За пушнину, за панты, за корень жизни женьшень, купцы и китайские спиртоносы, в первую очередь предлагали спирт и водку. А удэгейцы, народ лёгкий, доверчивый, не думающий о завтрашнем дне, – спивались не только семьи, но и целые стойбища. Да что там водка, простой вирус гриппа, занесённый в удэгейское поселение, порой опустошал тайгу на сотни и сотни вёрст. Не было у них иммунитета от «большой земли», а от водки тем более.

Спивались целые поколения, становясь всё слабее как умом, так и телом, особенно телом, а по сему и охотники, – знать-то, они знали, как надо, и делали даже, но уже соревноваться в силе или выносливости с русскими мужиками не могли, особенно если эти мужики были либо фанатиками тайги и жили этим, либо рвачи, которые специально год качались, тренингом себя изводили, чтобы потом, в сезон, так рвануть, как двое и даже трое соседей не смогут.

Были и такие, – по месяцу и более пластались по тайге без пищи, поддерживая себя лишь пантами, специально для этого сваренными, женьшень искали, и находили, по сорок километров в день нахаживали, и каждый день, и каждый день, – вылезали потом из тайги как привидения, но в большинстве с победой.

Но, тем не менее, удэгейцы охотились, не торопко, но охотились. И получалось у многих очень даже не плохо, это ещё ведь зависело и от участков, – за ними были закреплены дедовские, прадедовские, родовые охотничьи угодья. А русакам, да ещё приезжим хватам доставалось уж что придётся, – победней, да подальше. Поэтому в посёлке русские, в основном, работали по хозяйству, – кто на тракторе, кто на пилораме, кто на заготовке дров, пекарь был русский, на дизельной, свет гоняли тоже русские, но были и охотники.

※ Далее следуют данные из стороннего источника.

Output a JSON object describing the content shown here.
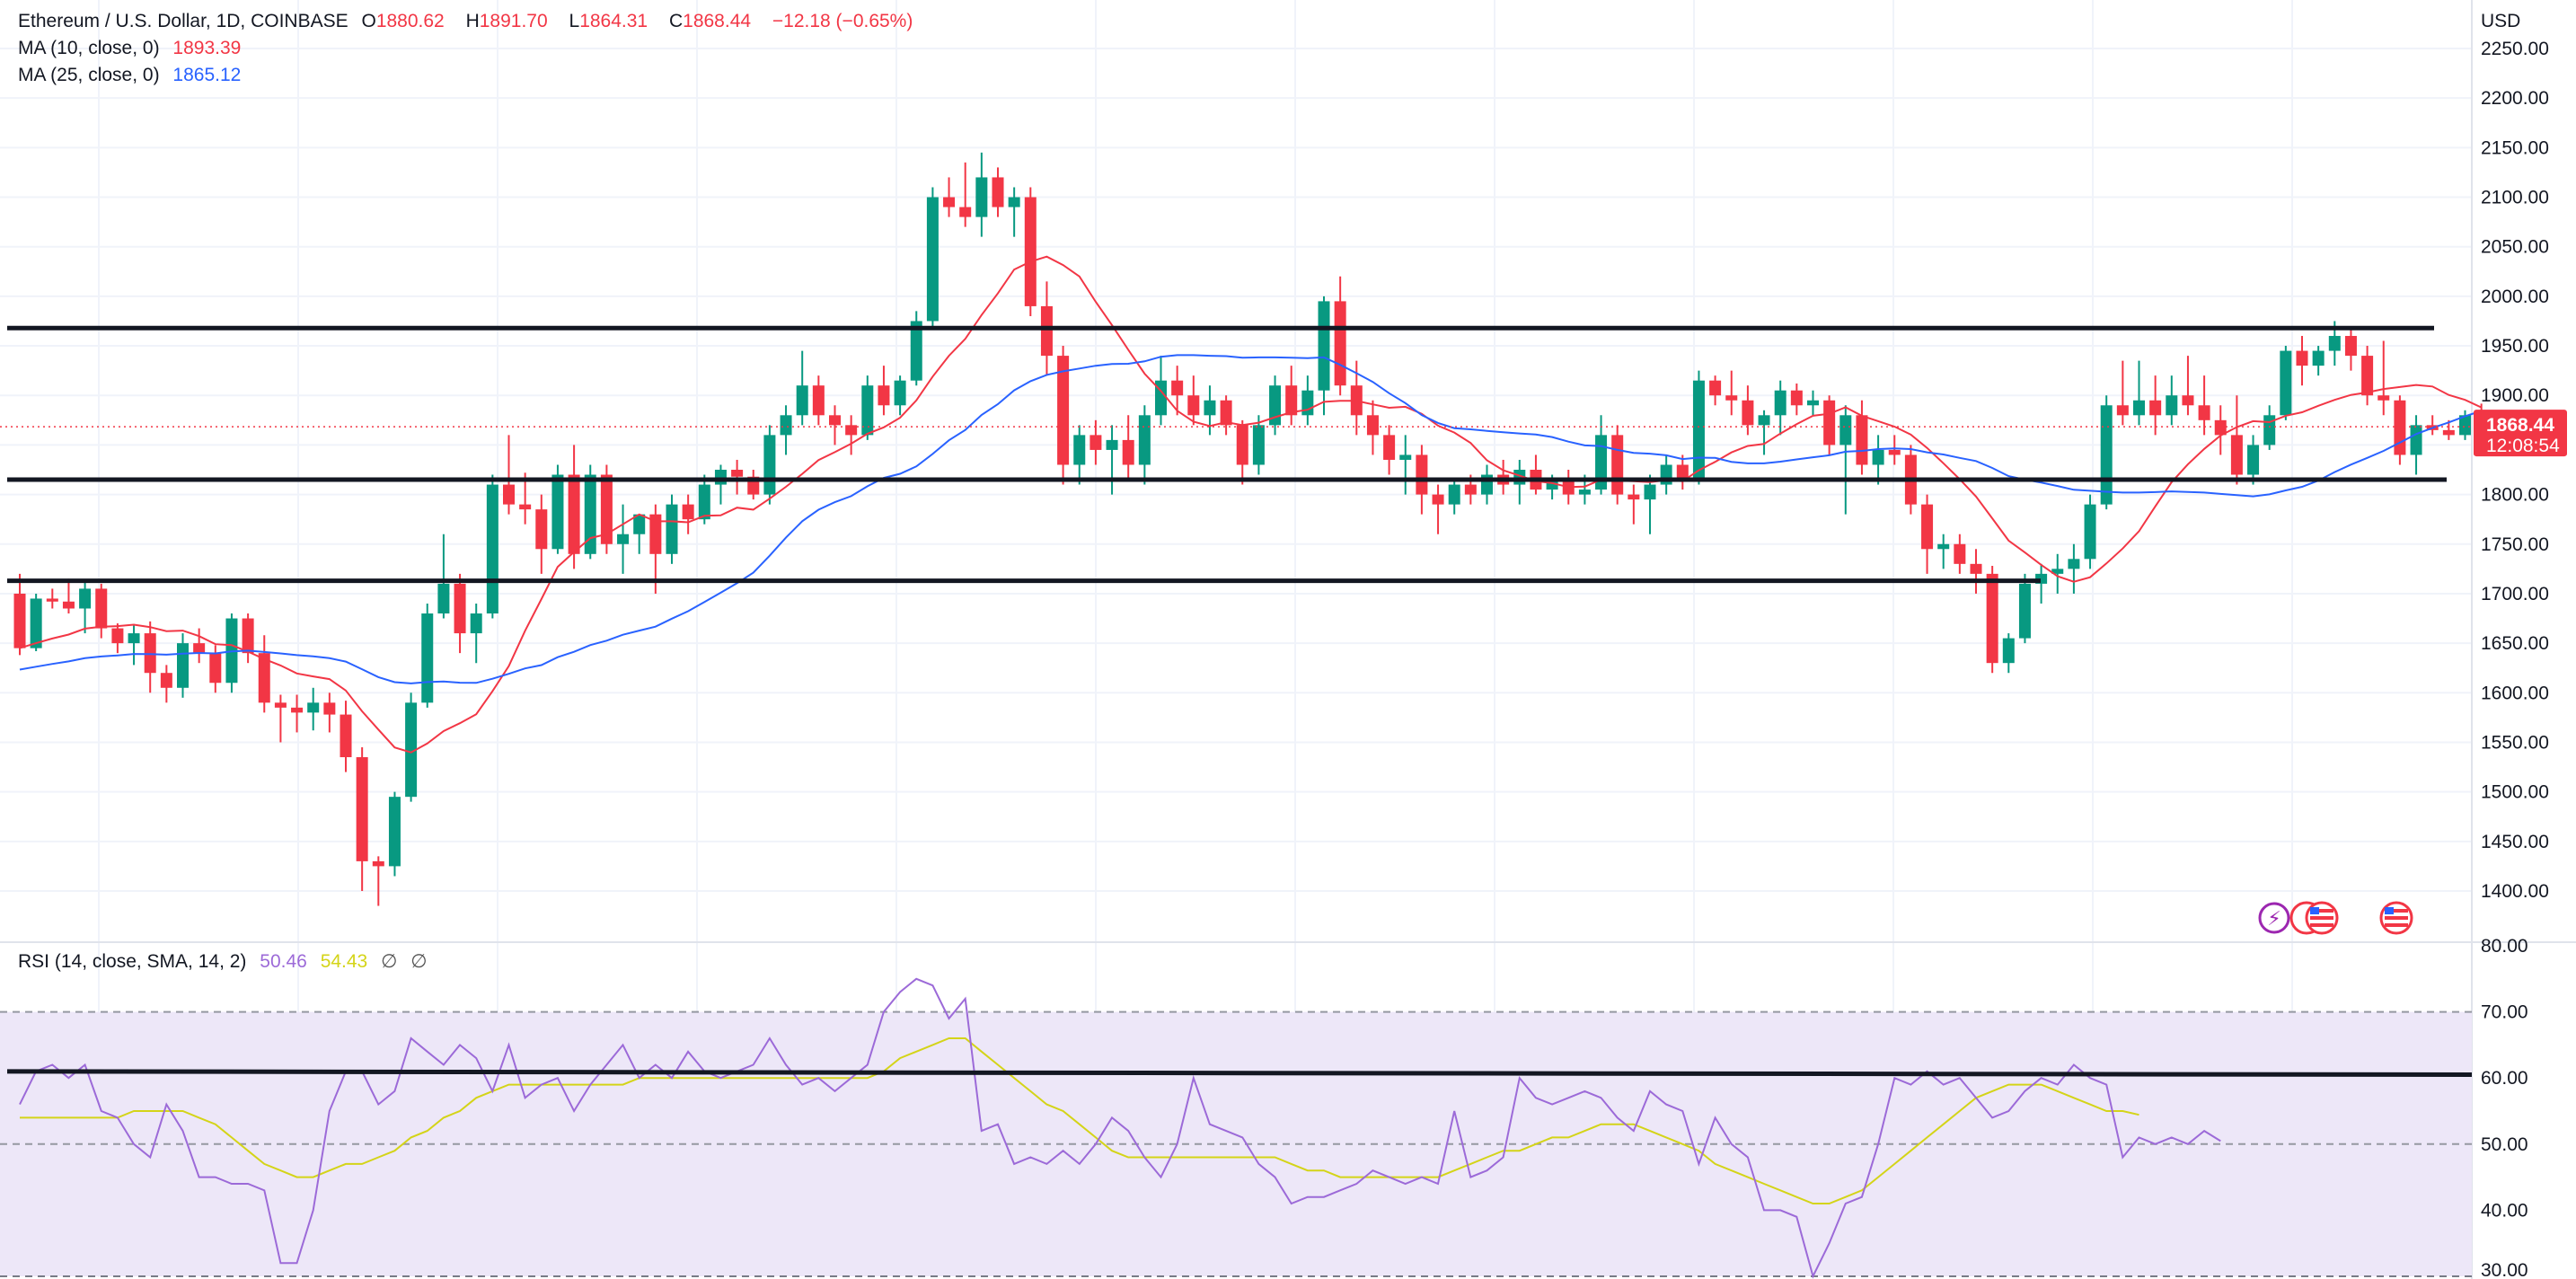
{
  "header": {
    "symbol": "Ethereum / U.S. Dollar, 1D, COINBASE",
    "open_label": "O",
    "open": "1880.62",
    "high_label": "H",
    "high": "1891.70",
    "low_label": "L",
    "low": "1864.31",
    "close_label": "C",
    "close": "1868.44",
    "change": "−12.18 (−0.65%)"
  },
  "indicators": {
    "ma10": {
      "label": "MA (10, close, 0)",
      "value": "1893.39",
      "color": "#f23645"
    },
    "ma25": {
      "label": "MA (25, close, 0)",
      "value": "1865.12",
      "color": "#2962ff"
    },
    "rsi": {
      "label": "RSI (14, close, SMA, 14, 2)",
      "value": "50.46",
      "sma_value": "54.43",
      "eye1": "∅",
      "eye2": "∅",
      "color": "#9c6ad8",
      "sma_color": "#d4d418"
    }
  },
  "price_scale": {
    "currency": "USD",
    "current_price": "1868.44",
    "countdown": "12:08:54"
  },
  "colors": {
    "up": "#089981",
    "down": "#f23645",
    "rsi_band": "#ede7f8"
  },
  "chart_data": [
    {
      "type": "candlestick",
      "title": "Ethereum / U.S. Dollar, 1D, COINBASE",
      "ylabel": "USD",
      "ylim": [
        1370,
        2270
      ],
      "yticks": [
        "2250.00",
        "2200.00",
        "2150.00",
        "2100.00",
        "2050.00",
        "2000.00",
        "1950.00",
        "1900.00",
        "1850.00",
        "1800.00",
        "1750.00",
        "1700.00",
        "1650.00",
        "1600.00",
        "1550.00",
        "1500.00",
        "1450.00",
        "1400.00"
      ],
      "grid": true,
      "ohlc": [
        [
          1700,
          1720,
          1638,
          1645
        ],
        [
          1645,
          1700,
          1642,
          1695
        ],
        [
          1695,
          1705,
          1685,
          1692
        ],
        [
          1692,
          1715,
          1680,
          1685
        ],
        [
          1685,
          1712,
          1660,
          1705
        ],
        [
          1705,
          1710,
          1655,
          1665
        ],
        [
          1665,
          1670,
          1640,
          1650
        ],
        [
          1650,
          1668,
          1628,
          1660
        ],
        [
          1660,
          1672,
          1600,
          1620
        ],
        [
          1620,
          1628,
          1590,
          1605
        ],
        [
          1605,
          1660,
          1595,
          1650
        ],
        [
          1650,
          1665,
          1630,
          1640
        ],
        [
          1640,
          1648,
          1600,
          1610
        ],
        [
          1610,
          1680,
          1600,
          1675
        ],
        [
          1675,
          1680,
          1630,
          1640
        ],
        [
          1640,
          1658,
          1580,
          1590
        ],
        [
          1590,
          1598,
          1550,
          1585
        ],
        [
          1585,
          1598,
          1560,
          1580
        ],
        [
          1580,
          1605,
          1562,
          1590
        ],
        [
          1590,
          1600,
          1560,
          1578
        ],
        [
          1578,
          1592,
          1520,
          1535
        ],
        [
          1535,
          1545,
          1400,
          1430
        ],
        [
          1430,
          1435,
          1385,
          1425
        ],
        [
          1425,
          1500,
          1415,
          1495
        ],
        [
          1495,
          1600,
          1490,
          1590
        ],
        [
          1590,
          1690,
          1585,
          1680
        ],
        [
          1680,
          1760,
          1675,
          1710
        ],
        [
          1710,
          1720,
          1640,
          1660
        ],
        [
          1660,
          1690,
          1630,
          1680
        ],
        [
          1680,
          1820,
          1675,
          1810
        ],
        [
          1810,
          1860,
          1780,
          1790
        ],
        [
          1790,
          1822,
          1770,
          1785
        ],
        [
          1785,
          1800,
          1720,
          1745
        ],
        [
          1745,
          1830,
          1740,
          1820
        ],
        [
          1820,
          1850,
          1725,
          1740
        ],
        [
          1740,
          1830,
          1735,
          1820
        ],
        [
          1820,
          1830,
          1740,
          1750
        ],
        [
          1750,
          1790,
          1720,
          1760
        ],
        [
          1760,
          1780,
          1740,
          1780
        ],
        [
          1780,
          1790,
          1700,
          1740
        ],
        [
          1740,
          1800,
          1730,
          1790
        ],
        [
          1790,
          1800,
          1760,
          1775
        ],
        [
          1775,
          1820,
          1770,
          1810
        ],
        [
          1810,
          1830,
          1790,
          1825
        ],
        [
          1825,
          1835,
          1800,
          1818
        ],
        [
          1818,
          1825,
          1795,
          1800
        ],
        [
          1800,
          1870,
          1790,
          1860
        ],
        [
          1860,
          1890,
          1840,
          1880
        ],
        [
          1880,
          1945,
          1870,
          1910
        ],
        [
          1910,
          1920,
          1870,
          1880
        ],
        [
          1880,
          1890,
          1850,
          1870
        ],
        [
          1870,
          1880,
          1840,
          1860
        ],
        [
          1860,
          1920,
          1855,
          1910
        ],
        [
          1910,
          1930,
          1880,
          1890
        ],
        [
          1890,
          1920,
          1880,
          1915
        ],
        [
          1915,
          1985,
          1910,
          1975
        ],
        [
          1975,
          2110,
          1970,
          2100
        ],
        [
          2100,
          2120,
          2080,
          2090
        ],
        [
          2090,
          2135,
          2070,
          2080
        ],
        [
          2080,
          2145,
          2060,
          2120
        ],
        [
          2120,
          2130,
          2080,
          2090
        ],
        [
          2090,
          2110,
          2060,
          2100
        ],
        [
          2100,
          2110,
          1980,
          1990
        ],
        [
          1990,
          2015,
          1920,
          1940
        ],
        [
          1940,
          1950,
          1810,
          1830
        ],
        [
          1830,
          1870,
          1810,
          1860
        ],
        [
          1860,
          1875,
          1830,
          1845
        ],
        [
          1845,
          1870,
          1800,
          1855
        ],
        [
          1855,
          1880,
          1815,
          1830
        ],
        [
          1830,
          1890,
          1810,
          1880
        ],
        [
          1880,
          1940,
          1870,
          1915
        ],
        [
          1915,
          1930,
          1880,
          1900
        ],
        [
          1900,
          1920,
          1870,
          1880
        ],
        [
          1880,
          1910,
          1860,
          1895
        ],
        [
          1895,
          1900,
          1860,
          1870
        ],
        [
          1870,
          1875,
          1810,
          1830
        ],
        [
          1830,
          1880,
          1820,
          1870
        ],
        [
          1870,
          1920,
          1860,
          1910
        ],
        [
          1910,
          1930,
          1870,
          1880
        ],
        [
          1880,
          1920,
          1870,
          1905
        ],
        [
          1905,
          2000,
          1880,
          1995
        ],
        [
          1995,
          2020,
          1900,
          1910
        ],
        [
          1910,
          1935,
          1860,
          1880
        ],
        [
          1880,
          1895,
          1840,
          1860
        ],
        [
          1860,
          1870,
          1820,
          1835
        ],
        [
          1835,
          1860,
          1800,
          1840
        ],
        [
          1840,
          1850,
          1780,
          1800
        ],
        [
          1800,
          1810,
          1760,
          1790
        ],
        [
          1790,
          1815,
          1780,
          1810
        ],
        [
          1810,
          1820,
          1790,
          1800
        ],
        [
          1800,
          1830,
          1790,
          1820
        ],
        [
          1820,
          1835,
          1800,
          1810
        ],
        [
          1810,
          1835,
          1790,
          1825
        ],
        [
          1825,
          1840,
          1800,
          1805
        ],
        [
          1805,
          1820,
          1795,
          1815
        ],
        [
          1815,
          1825,
          1790,
          1800
        ],
        [
          1800,
          1820,
          1790,
          1805
        ],
        [
          1805,
          1880,
          1800,
          1860
        ],
        [
          1860,
          1870,
          1790,
          1800
        ],
        [
          1800,
          1810,
          1770,
          1795
        ],
        [
          1795,
          1820,
          1760,
          1810
        ],
        [
          1810,
          1840,
          1800,
          1830
        ],
        [
          1830,
          1840,
          1805,
          1815
        ],
        [
          1815,
          1925,
          1810,
          1915
        ],
        [
          1915,
          1920,
          1890,
          1900
        ],
        [
          1900,
          1925,
          1880,
          1895
        ],
        [
          1895,
          1910,
          1860,
          1870
        ],
        [
          1870,
          1885,
          1840,
          1880
        ],
        [
          1880,
          1915,
          1860,
          1905
        ],
        [
          1905,
          1912,
          1880,
          1890
        ],
        [
          1890,
          1905,
          1880,
          1895
        ],
        [
          1895,
          1900,
          1840,
          1850
        ],
        [
          1850,
          1890,
          1780,
          1880
        ],
        [
          1880,
          1895,
          1820,
          1830
        ],
        [
          1830,
          1860,
          1810,
          1845
        ],
        [
          1845,
          1860,
          1830,
          1840
        ],
        [
          1840,
          1850,
          1780,
          1790
        ],
        [
          1790,
          1800,
          1720,
          1745
        ],
        [
          1745,
          1760,
          1725,
          1750
        ],
        [
          1750,
          1760,
          1720,
          1730
        ],
        [
          1730,
          1745,
          1700,
          1720
        ],
        [
          1720,
          1728,
          1620,
          1630
        ],
        [
          1630,
          1660,
          1620,
          1655
        ],
        [
          1655,
          1720,
          1650,
          1710
        ],
        [
          1710,
          1730,
          1690,
          1720
        ],
        [
          1720,
          1740,
          1700,
          1725
        ],
        [
          1725,
          1750,
          1700,
          1735
        ],
        [
          1735,
          1800,
          1725,
          1790
        ],
        [
          1790,
          1900,
          1785,
          1890
        ],
        [
          1890,
          1935,
          1870,
          1880
        ],
        [
          1880,
          1935,
          1870,
          1895
        ],
        [
          1895,
          1920,
          1860,
          1880
        ],
        [
          1880,
          1920,
          1870,
          1900
        ],
        [
          1900,
          1940,
          1880,
          1890
        ],
        [
          1890,
          1920,
          1860,
          1875
        ],
        [
          1875,
          1890,
          1840,
          1860
        ],
        [
          1860,
          1900,
          1810,
          1820
        ],
        [
          1820,
          1860,
          1810,
          1850
        ],
        [
          1850,
          1890,
          1845,
          1880
        ],
        [
          1880,
          1950,
          1875,
          1945
        ],
        [
          1945,
          1960,
          1910,
          1930
        ],
        [
          1930,
          1950,
          1920,
          1945
        ],
        [
          1945,
          1975,
          1930,
          1960
        ],
        [
          1960,
          1970,
          1925,
          1940
        ],
        [
          1940,
          1950,
          1890,
          1900
        ],
        [
          1900,
          1955,
          1880,
          1895
        ],
        [
          1895,
          1900,
          1830,
          1840
        ],
        [
          1840,
          1880,
          1820,
          1870
        ],
        [
          1870,
          1880,
          1860,
          1865
        ],
        [
          1865,
          1875,
          1855,
          1860
        ],
        [
          1860,
          1885,
          1855,
          1880
        ],
        [
          1880.62,
          1891.7,
          1864.31,
          1868.44
        ]
      ],
      "horizontal_levels": [
        1968,
        1815,
        1713
      ],
      "last_price": 1868.44
    },
    {
      "type": "line",
      "title": "RSI (14, close, SMA, 14, 2)",
      "ylim": [
        30,
        80
      ],
      "yticks": [
        "80.00",
        "70.00",
        "60.00",
        "50.00",
        "40.00",
        "30.00"
      ],
      "band": [
        30,
        70
      ],
      "dashed_levels": [
        70,
        50
      ],
      "horizontal_levels": [
        61,
        60.5
      ],
      "series": [
        {
          "name": "RSI",
          "values": [
            56,
            61,
            62,
            60,
            62,
            55,
            54,
            50,
            48,
            56,
            52,
            45,
            45,
            44,
            44,
            43,
            32,
            32,
            40,
            55,
            61,
            61,
            56,
            58,
            66,
            64,
            62,
            65,
            63,
            58,
            65,
            57,
            59,
            60,
            55,
            59,
            62,
            65,
            60,
            62,
            60,
            64,
            61,
            60,
            61,
            62,
            66,
            62,
            59,
            60,
            58,
            60,
            62,
            70,
            73,
            75,
            74,
            69,
            72,
            52,
            53,
            47,
            48,
            47,
            49,
            47,
            50,
            54,
            52,
            48,
            45,
            50,
            60,
            53,
            52,
            51,
            47,
            45,
            41,
            42,
            42,
            43,
            44,
            46,
            45,
            44,
            45,
            44,
            55,
            45,
            46,
            48,
            60,
            57,
            56,
            57,
            58,
            57,
            54,
            52,
            58,
            56,
            55,
            47,
            54,
            50,
            48,
            40,
            40,
            39,
            30,
            35,
            41,
            42,
            50,
            60,
            59,
            61,
            59,
            60,
            57,
            54,
            55,
            58,
            60,
            59,
            62,
            60,
            59,
            48,
            51,
            50,
            51,
            50,
            52,
            50.46
          ]
        },
        {
          "name": "RSI-based MA",
          "values": [
            54,
            54,
            54,
            54,
            54,
            54,
            54,
            55,
            55,
            55,
            55,
            54,
            53,
            51,
            49,
            47,
            46,
            45,
            45,
            46,
            47,
            47,
            48,
            49,
            51,
            52,
            54,
            55,
            57,
            58,
            59,
            59,
            59,
            59,
            59,
            59,
            59,
            59,
            60,
            60,
            60,
            60,
            60,
            60,
            60,
            60,
            60,
            60,
            60,
            60,
            60,
            60,
            60,
            61,
            63,
            64,
            65,
            66,
            66,
            64,
            62,
            60,
            58,
            56,
            55,
            53,
            51,
            49,
            48,
            48,
            48,
            48,
            48,
            48,
            48,
            48,
            48,
            48,
            47,
            46,
            46,
            45,
            45,
            45,
            45,
            45,
            45,
            45,
            46,
            47,
            48,
            49,
            49,
            50,
            51,
            51,
            52,
            53,
            53,
            53,
            52,
            51,
            50,
            49,
            47,
            46,
            45,
            44,
            43,
            42,
            41,
            41,
            42,
            43,
            45,
            47,
            49,
            51,
            53,
            55,
            57,
            58,
            59,
            59,
            59,
            58,
            57,
            56,
            55,
            55,
            54.43
          ]
        }
      ]
    }
  ]
}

Трактор в посёлке был единственный, – С-100. Год выпуска определению не поддавался, но можно было смело предположить, что родом он из тех ударных-легендарных, лихих красных пятилеток, когда если что-то делали, то делали на совесть и на века, когда даже сомнения ни у кого не возникало, что трактор этот делается именно для воздвижения и утверждения развитого социализма.

И надо отметить, что с задачей своей трактор справился с честью, но теперь от него требовали, чтобы он ещё и коммунизм заодно уж построил.

Тот как бы даже постарел сразу от таких требований, закапризничал больше чем прежде, начал как-то погромыхивать ненормально, а когда ехал по деревне, то время от времени кидался в правую сторону, испуская при этом ужасные запахи в кабину, ладно хоть стёкол давно не было, и дух скоро выветривался. Всё это огорчало смирного и вечно чёрного от мазута тракториста Николая.

Конечно, огорчало, а как:

– Ведь только летом всего до косточки перебрал, ну какого ляда ему не хватает? Опять что ли сцепление? Вот точно, въеду в пень и, тогда хай его, сразу новый дадут.

Николай более десяти лет грозится въехать в кокой-то, одному, ему знакомый, уже ставший легендарным, пень, но все бывшие и нынешние начальники его не отговаривают, а наоборот дают добро:

–Конечно въедь! Сколько ты терпеть можешь, хоть новый трактор дадут…, правда тебе уж на нём не ездить, коль пеньки начнёшь собирать, кто же тебе новую технику доверит.

Плюнет в сердцах Николай и дальше мучается, на своём видавшем виды тракторе, наваживает на всю деревню дров, обеспечивает пилораму, по хозяйству, всю транспортную работу делает, особенно в распутицу. Неотказный мужик, но уж как загуляет.… Это точно, неделя из всех графиков выпадает. А жена его, вместе с семерыми ребятишками, самому младшему из которых уже скоро два будет, по всей деревне схоронки собирает, прячется от мужика крепко накрепко.